New Pakistan quake kills at least 12
A Pakistani earthquake survivor stands in front of her makeshift camp in the devastated district of Awaran on September 25, 2013
"At least 12 people have died and seven others wounded," Abdul Latif Kakar, head of the provincial disaster management agency told AFP.
Officials fear the death toll in Saturday's quake in Awaran, the poorest district in the southwest province of Baluchistan, could rise.
The new quake struck the remote district at a depth of 14 kilometres at 12:34 pm (0734 GMT) according to the US Geological Survey (USGS).
Although USGS said it was an aftershock of the Tuesday 7.7-magnitude quake, an official at the National Seismic Centre of Pakistan classified it as a new earthquake.
"It was not an aftershock, it was an independent earthquake," Zahid Rafi, director of the National Seismic Centre of Pakistan, told Geo TV.
Awaran, a district in the southwest province of Baluchistan, was shattered by the 7.7-magnitude quake on Tuesday which left 359 dead and more than 100,000 people homeless.
"This new earthquake destroyed all that remains of the first quake, two villages destroyed completely," said Abdul Malik, provincial chief minister of Baluchistan.
Officials said villagers were digging through newly created debris and that seven wounded people have been taken to a make-shift hospital in Mashkey area, Awaran.
Relief efforts there have been further thwarted by insurgent attacks on rescue convoys, with local officials admitting that teams have been unable to reach thousands of survivors in the worst-hit areas.
An AFP reporter in Awaran said Saturday that hundreds of patients being treated in the aftermath of the previous quake fled a hospital in panic as the new tremor hit.

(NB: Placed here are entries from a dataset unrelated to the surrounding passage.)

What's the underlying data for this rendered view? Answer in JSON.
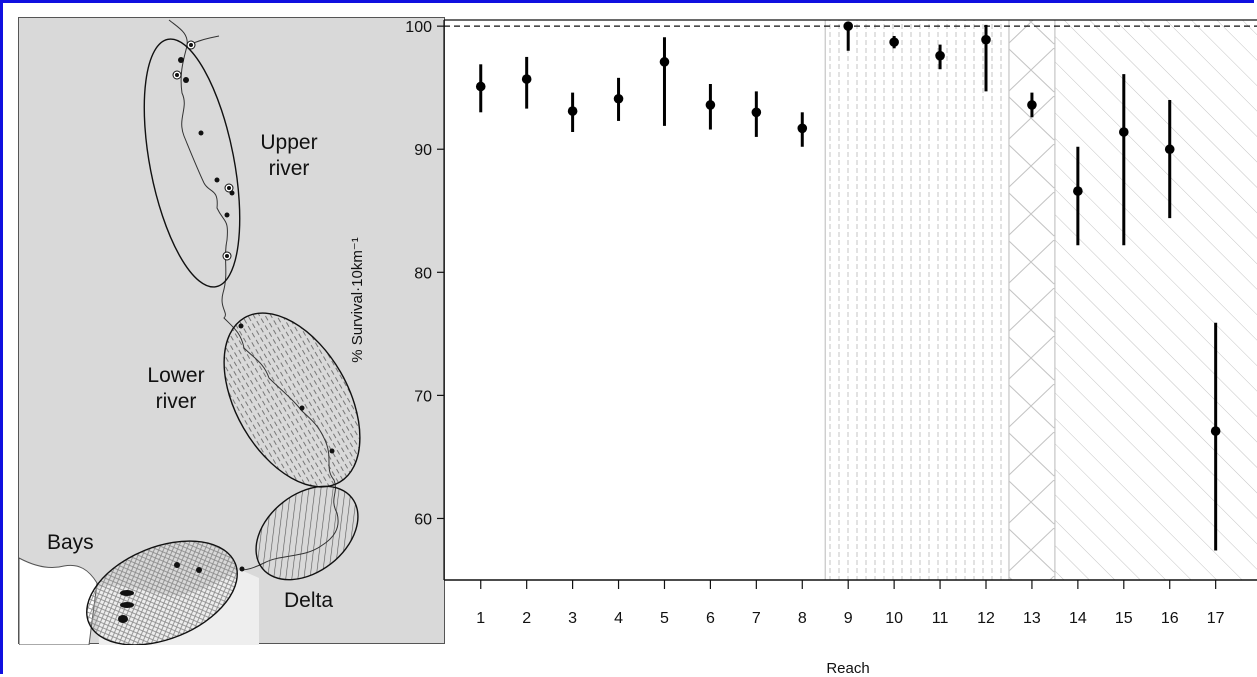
{
  "chart_data": {
    "type": "scatter",
    "ylabel": "% Survival·10km⁻¹",
    "xlabel": "Reach",
    "ylim": [
      55,
      100.5
    ],
    "xlim": [
      0.2,
      17.9
    ],
    "reference_line": 100,
    "y_ticks": [
      60,
      70,
      80,
      90,
      100
    ],
    "x_ticks": [
      1,
      2,
      3,
      4,
      5,
      6,
      7,
      8,
      9,
      10,
      11,
      12,
      13,
      14,
      15,
      16,
      17
    ],
    "regions": [
      {
        "name": "Upper river",
        "from": 0.2,
        "to": 8.5,
        "pattern": "none"
      },
      {
        "name": "Lower river",
        "from": 8.5,
        "to": 12.5,
        "pattern": "vertical-dashed"
      },
      {
        "name": "Bays",
        "from": 12.5,
        "to": 13.5,
        "pattern": "chevron"
      },
      {
        "name": "Delta",
        "from": 13.5,
        "to": 17.9,
        "pattern": "diagonal"
      }
    ],
    "points": [
      {
        "x": 1,
        "y": 95.1,
        "lo": 93.0,
        "hi": 96.9
      },
      {
        "x": 2,
        "y": 95.7,
        "lo": 93.3,
        "hi": 97.5
      },
      {
        "x": 3,
        "y": 93.1,
        "lo": 91.4,
        "hi": 94.6
      },
      {
        "x": 4,
        "y": 94.1,
        "lo": 92.3,
        "hi": 95.8
      },
      {
        "x": 5,
        "y": 97.1,
        "lo": 91.9,
        "hi": 99.1
      },
      {
        "x": 6,
        "y": 93.6,
        "lo": 91.6,
        "hi": 95.3
      },
      {
        "x": 7,
        "y": 93.0,
        "lo": 91.0,
        "hi": 94.7
      },
      {
        "x": 8,
        "y": 91.7,
        "lo": 90.2,
        "hi": 93.0
      },
      {
        "x": 9,
        "y": 100.0,
        "lo": 98.0,
        "hi": 100.2
      },
      {
        "x": 10,
        "y": 98.7,
        "lo": 98.2,
        "hi": 99.2
      },
      {
        "x": 11,
        "y": 97.6,
        "lo": 96.5,
        "hi": 98.5
      },
      {
        "x": 12,
        "y": 98.9,
        "lo": 94.7,
        "hi": 100.1
      },
      {
        "x": 13,
        "y": 93.6,
        "lo": 92.6,
        "hi": 94.6
      },
      {
        "x": 14,
        "y": 86.6,
        "lo": 82.2,
        "hi": 90.2
      },
      {
        "x": 15,
        "y": 91.4,
        "lo": 82.2,
        "hi": 96.1
      },
      {
        "x": 16,
        "y": 90.0,
        "lo": 84.4,
        "hi": 94.0
      },
      {
        "x": 17,
        "y": 67.1,
        "lo": 57.4,
        "hi": 75.9
      }
    ]
  },
  "map": {
    "labels": {
      "upper_line1": "Upper",
      "upper_line2": "river",
      "lower_line1": "Lower",
      "lower_line2": "river",
      "bays": "Bays",
      "delta": "Delta"
    },
    "colors": {
      "land": "#d9d9d9",
      "water": "#ffffff",
      "river": "#333333"
    }
  },
  "colors": {
    "frame": "#1010e0",
    "marker": "#000000",
    "pattern": "#bdbdbd"
  }
}
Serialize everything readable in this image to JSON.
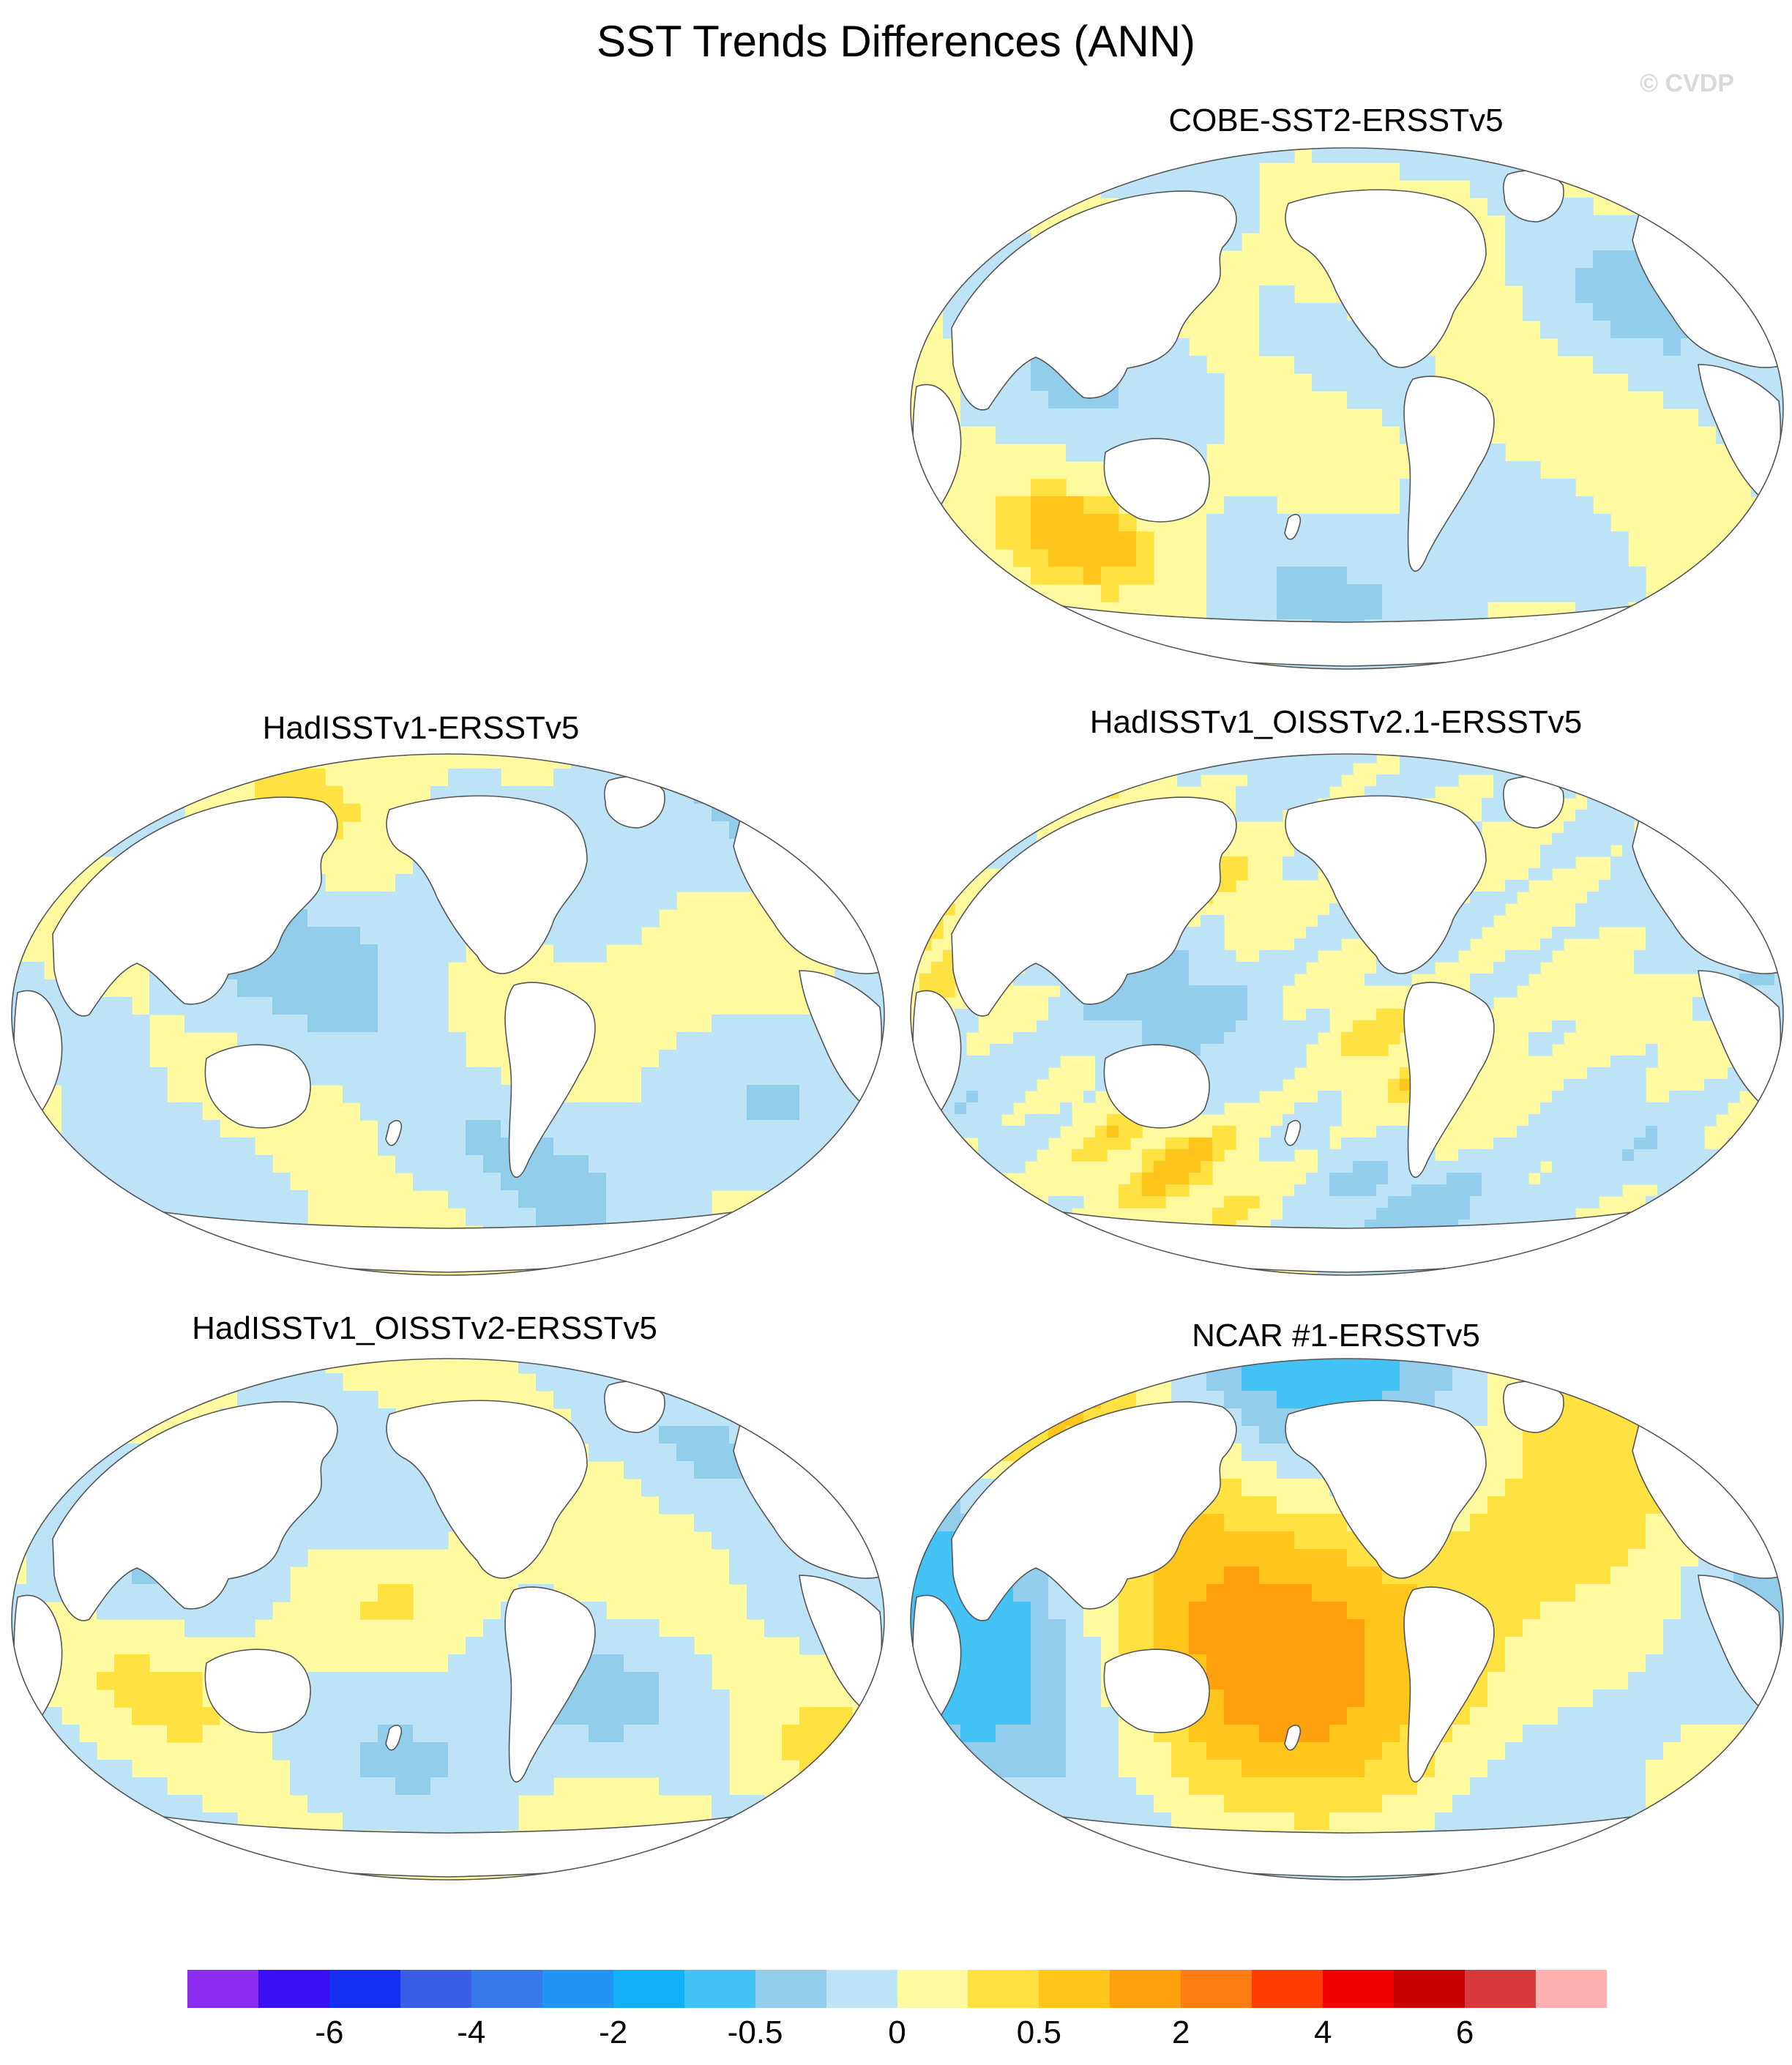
{
  "title": "SST Trends Differences (ANN)",
  "watermark": "© CVDP",
  "panels": [
    {
      "id": "cobe",
      "title": "COBE-SST2-ERSSTv5"
    },
    {
      "id": "hadisst",
      "title": "HadISSTv1-ERSSTv5"
    },
    {
      "id": "hadoi21",
      "title": "HadISSTv1_OISSTv2.1-ERSSTv5"
    },
    {
      "id": "hadoi2",
      "title": "HadISSTv1_OISSTv2-ERSSTv5"
    },
    {
      "id": "ncar",
      "title": "NCAR #1-ERSSTv5"
    }
  ],
  "colorbar": {
    "colors": [
      "#8b2cf0",
      "#3a0ff5",
      "#1530f0",
      "#3a5ee6",
      "#3679ea",
      "#2393f4",
      "#10b1f7",
      "#43c2f5",
      "#93cdec",
      "#bde3f6",
      "#fff9a0",
      "#ffe141",
      "#ffc51b",
      "#ffa00d",
      "#ff7d12",
      "#ff3d04",
      "#f30000",
      "#c80000",
      "#d8393a",
      "#ffb0b0"
    ],
    "labels": [
      "-6",
      "-4",
      "-2",
      "-0.5",
      "0",
      "0.5",
      "2",
      "4",
      "6"
    ]
  }
}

Pakistan's chief meteorologist Arif Mehmood told Express News that the magnitude of Saturday's quake measured 7.2.
Further loss of life expected
Deputy Commissioner of Awaran, Abdul Rasheed Baloch told Geo TV that the quake destroyed hundreds of mud houses in the Mashkey area, adding that "a lot of people have been trapped under the rubble".
"The telephone system has been damaged and we are not able to talk to someone and find out the exact information about the losses... But we have reports of severe losses in that area," Baloch said.
Even before the latest quake struck, local officials said some 30,000 survivors were still waiting for aid.
As well as being remote, the area is a stronghold of Baluch separatist rebels waging a decade-long insurgency against the Pakistani state.
The situation has forced officials to abandon efforts to reach survivors directly, saying instead they will work through village committees and private NGOs.
Abdul Malik, provincial chief minister of Baluchistan, told AFP that food and other rescue items would be distributed through local villagers.
He appealed to the local separatist groups to allow rescue officials to reach the survivors.
"It is a humanitarian tragedy and I appeal them to allow rescue workers to help the survivors," Malik told AFP late Friday.
Manan Baloch, a leader of the Baluchistan National Movement, allied to the Baluchistan Liberation Front, told AFP that his group will only allow private NGOs and local officials to help survivors.
"We will not allow army or FC (paramilitary Frontier Corps) here, only NGOs or local officials are allowed to come here," he said.
A Pakistan army officer in Awaran told AFP the military only wanted to help locals.
"They are not ready to accept us," he said on condition of anonymity.
An AFP reporter in Awaran on Saturday said aid workers along with trucks loaded with food, clothes and medicine were seen moving towards Mashkey.
On Thursday, a helicopter carrying the head of the NDMA came under rocket fire by insurgents while flying in Awaran district. No-one was hurt and no damage was done.
On Friday, insurgents also opened fire on another helicopter and, in two separate incidents, fired on rescue convoys, officials said, adding that no one was hurt in the attacks.